A human resources employee is accused of falsifying a legal settlement with a transit worker whose complaints against the San Francisco Municipal Transportation Agency were allegedly mishandled. (Rachel Garner/Special to S.F. Examiner)

A human resources employee is accused of falsifying a legal settlement with a transit worker whose complaints against the San Francisco Municipal Transportation Agency were allegedly mishandled. (Rachel Garner/Special to S.F. Examiner)

Attorneys call on city to honor ‘forged’ settlement with Black transit worker

Lawsuit at center of scandal filed by SFMTA employee over alleged discrimination, retaliation

San Francisco should honor the more than $500,000 settlement agreement that a former city manager allegedly forged and offered to a Black transit worker in exchange for dropping a racial discrimination lawsuit, attorneys representing the worker said Tuesday.

The transit worker, identified for the first time as Kathy Broussard, sued last August alleging the San Francisco Municipal Transportation Agency passed her over for promotion in retaliation for filing complaints against a former director.

Broussard began reporting the director in early 2014 for allegedly calling her the n-word, making inappropriate sexual advances and telling her that complaining to the Equal Opportunity Office was one of the “seven deadly sins.”

She is one of a number of Black city workers who have alleged that the Department of Human Resources did not treat their complaints seriously and left them waiting for answers.

Fast forward to Aug. 31 and Broussard dismissed her lawsuit after reaching an agreement with a Department of Human Resources EEO manager, Rebecca Sherman, who resigned earlier this month and allegedly admitted to the forgery.

DHR Director Micki Callahan and City Attorney Dennis Herrera have since called that deal a fraud. However, attorneys for Broussard now argue that Sherman had the authority to negotiate it in her role at EEO.

“The bottom line is that if the Department of Human Resources is too corrupt or too incompetent to handle investigations and if they leave it up to someone who had the apparent authority to enter into the settlement agreement, whose problem is that?” said Karl Olson, who is representing Broussard alongside attorney Therese Cannata. “It’s The City’s problem, it’s not our client’s problem.”

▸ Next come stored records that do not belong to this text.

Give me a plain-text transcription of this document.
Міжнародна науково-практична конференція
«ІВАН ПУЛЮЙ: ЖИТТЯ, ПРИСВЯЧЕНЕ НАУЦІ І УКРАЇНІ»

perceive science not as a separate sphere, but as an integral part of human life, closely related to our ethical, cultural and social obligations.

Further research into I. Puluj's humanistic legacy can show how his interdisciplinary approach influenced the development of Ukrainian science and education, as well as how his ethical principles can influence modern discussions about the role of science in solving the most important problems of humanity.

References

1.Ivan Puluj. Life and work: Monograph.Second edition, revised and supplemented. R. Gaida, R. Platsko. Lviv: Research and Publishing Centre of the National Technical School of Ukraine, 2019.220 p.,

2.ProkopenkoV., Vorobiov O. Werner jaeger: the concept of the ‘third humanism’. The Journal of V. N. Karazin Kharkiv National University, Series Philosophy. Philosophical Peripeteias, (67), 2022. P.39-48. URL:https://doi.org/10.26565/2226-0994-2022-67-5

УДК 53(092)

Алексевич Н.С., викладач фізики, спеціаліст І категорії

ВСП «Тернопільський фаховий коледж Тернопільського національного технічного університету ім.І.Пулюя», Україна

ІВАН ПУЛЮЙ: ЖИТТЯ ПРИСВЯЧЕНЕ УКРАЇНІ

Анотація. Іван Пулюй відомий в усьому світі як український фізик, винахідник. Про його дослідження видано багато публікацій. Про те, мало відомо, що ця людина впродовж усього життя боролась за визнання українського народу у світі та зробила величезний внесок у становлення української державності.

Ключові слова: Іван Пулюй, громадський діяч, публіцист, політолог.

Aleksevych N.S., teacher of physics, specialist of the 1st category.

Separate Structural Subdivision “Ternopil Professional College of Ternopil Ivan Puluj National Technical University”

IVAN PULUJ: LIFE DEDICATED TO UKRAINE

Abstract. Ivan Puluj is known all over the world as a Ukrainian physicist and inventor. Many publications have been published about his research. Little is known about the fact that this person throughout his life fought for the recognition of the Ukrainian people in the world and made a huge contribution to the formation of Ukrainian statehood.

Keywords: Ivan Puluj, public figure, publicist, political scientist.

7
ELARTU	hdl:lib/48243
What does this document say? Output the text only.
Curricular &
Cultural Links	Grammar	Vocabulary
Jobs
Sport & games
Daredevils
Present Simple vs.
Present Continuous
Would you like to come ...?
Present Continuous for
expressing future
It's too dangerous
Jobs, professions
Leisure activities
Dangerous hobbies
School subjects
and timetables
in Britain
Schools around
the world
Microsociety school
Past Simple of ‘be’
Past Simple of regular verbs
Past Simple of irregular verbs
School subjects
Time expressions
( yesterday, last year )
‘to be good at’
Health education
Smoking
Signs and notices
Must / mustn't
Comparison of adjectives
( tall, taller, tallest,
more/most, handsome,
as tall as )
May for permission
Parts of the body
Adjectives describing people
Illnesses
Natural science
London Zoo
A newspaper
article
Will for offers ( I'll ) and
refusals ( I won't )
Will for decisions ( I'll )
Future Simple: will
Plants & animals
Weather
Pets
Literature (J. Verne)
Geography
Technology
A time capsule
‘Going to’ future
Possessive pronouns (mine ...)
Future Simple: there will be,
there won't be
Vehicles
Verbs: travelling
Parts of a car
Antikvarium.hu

A spokesperson for Herrera, John Cote, said the office is willing to have the lawsuit reinstated.

“To protect the privacy of the affected employee, we are not going to identify the case at this time,” Cote said. “In the matter involving Ms. Sherman, we informed the employee that we are willing to file a stipulation requesting to reinstate the employee’s lawsuit. We are also conducting a thorough investigation at the request of the Department of Human Resources.”

“Ms. Sherman did not have the authority to enter into a settlement agreement,” Cote added in a statement sent Wednesday. “The City could not legally settle this lawsuit without recommendation by the City Attorney and approval by the SFMTA Board of Directors. In fact, even this forged document says that it is contingent on SFMTA Board approval, which of course didn’t happen and wouldn’t happen with any kind of forgery.”

Olson said Broussard had a “long history” of dealing with Sherman in “good faith.”

Sherman was assigned to investigate a retaliation complaint Broussard filed against the director, Chris Grabarkiewctz, in December 2018, according to the lawsuit.

Broussard was acting Proof of Payment manager from 2013 until 2015 but was passed over for a formal promotion to the role and reduced to a fare inspector supervisor after filing earlier complaints against Grabarkiewctz.

Broussard waited “tirelessly” to hear back until Sherman allegedly told her in May 2019 that the retaliation was determined to have occurred.

But those findings do not appear to have been finalized by the time she filed the lawsuit in August 2019.

Callahan revealed the allegations against Sherman in an explosive email to city leaders Sept. 18 that did not identify Broussard by name.

In the email, she accused Sherman of misleading Broussard and falsely promising her a promotion. Callahan blamed the situations on the actions of a “rogue employee.”

But Olson and Cannata pushed back, saying that Sherman worked under Callahan and EEO Director Linda Simon.

“The buck stops with Micki Callahan,” Olson said.

While Broussard’s attorneys argue Sherman had the authority to negotiate the settlement, forging the signatures of SFMTA Director Jeffrey Tumlin and two deputy city attorneys is a different question.

In a redacted letter to Broussard obtained by the San Francisco Examiner, Herrera said the signatures were forged and that his office had not approved any settlement in the matter.

Sherman is also accused of forging emails and text messages pretending to be a department payroll director.

The District Attorney’s Office plans to investigate and DHR is auditing all cases handled by Sherman.

Sherman has not responded to a request for comment.

Attempts to reach Grabarkiewctz by phone and email were not successful. A spokesperson for the SFMTA confirmed he is no longer employed by the agency.

While Broussard may not receive $500,000, Olson said she was given a promotion to manager after the scandal broke.

“Mr. Tumlin has told Ms. Broussard that she is a highly valued employee and they want to make it right,” Olson said.

mbarba@sfexaminer.com

This story has been updated to include an additional statement from the City Attorney’s Office.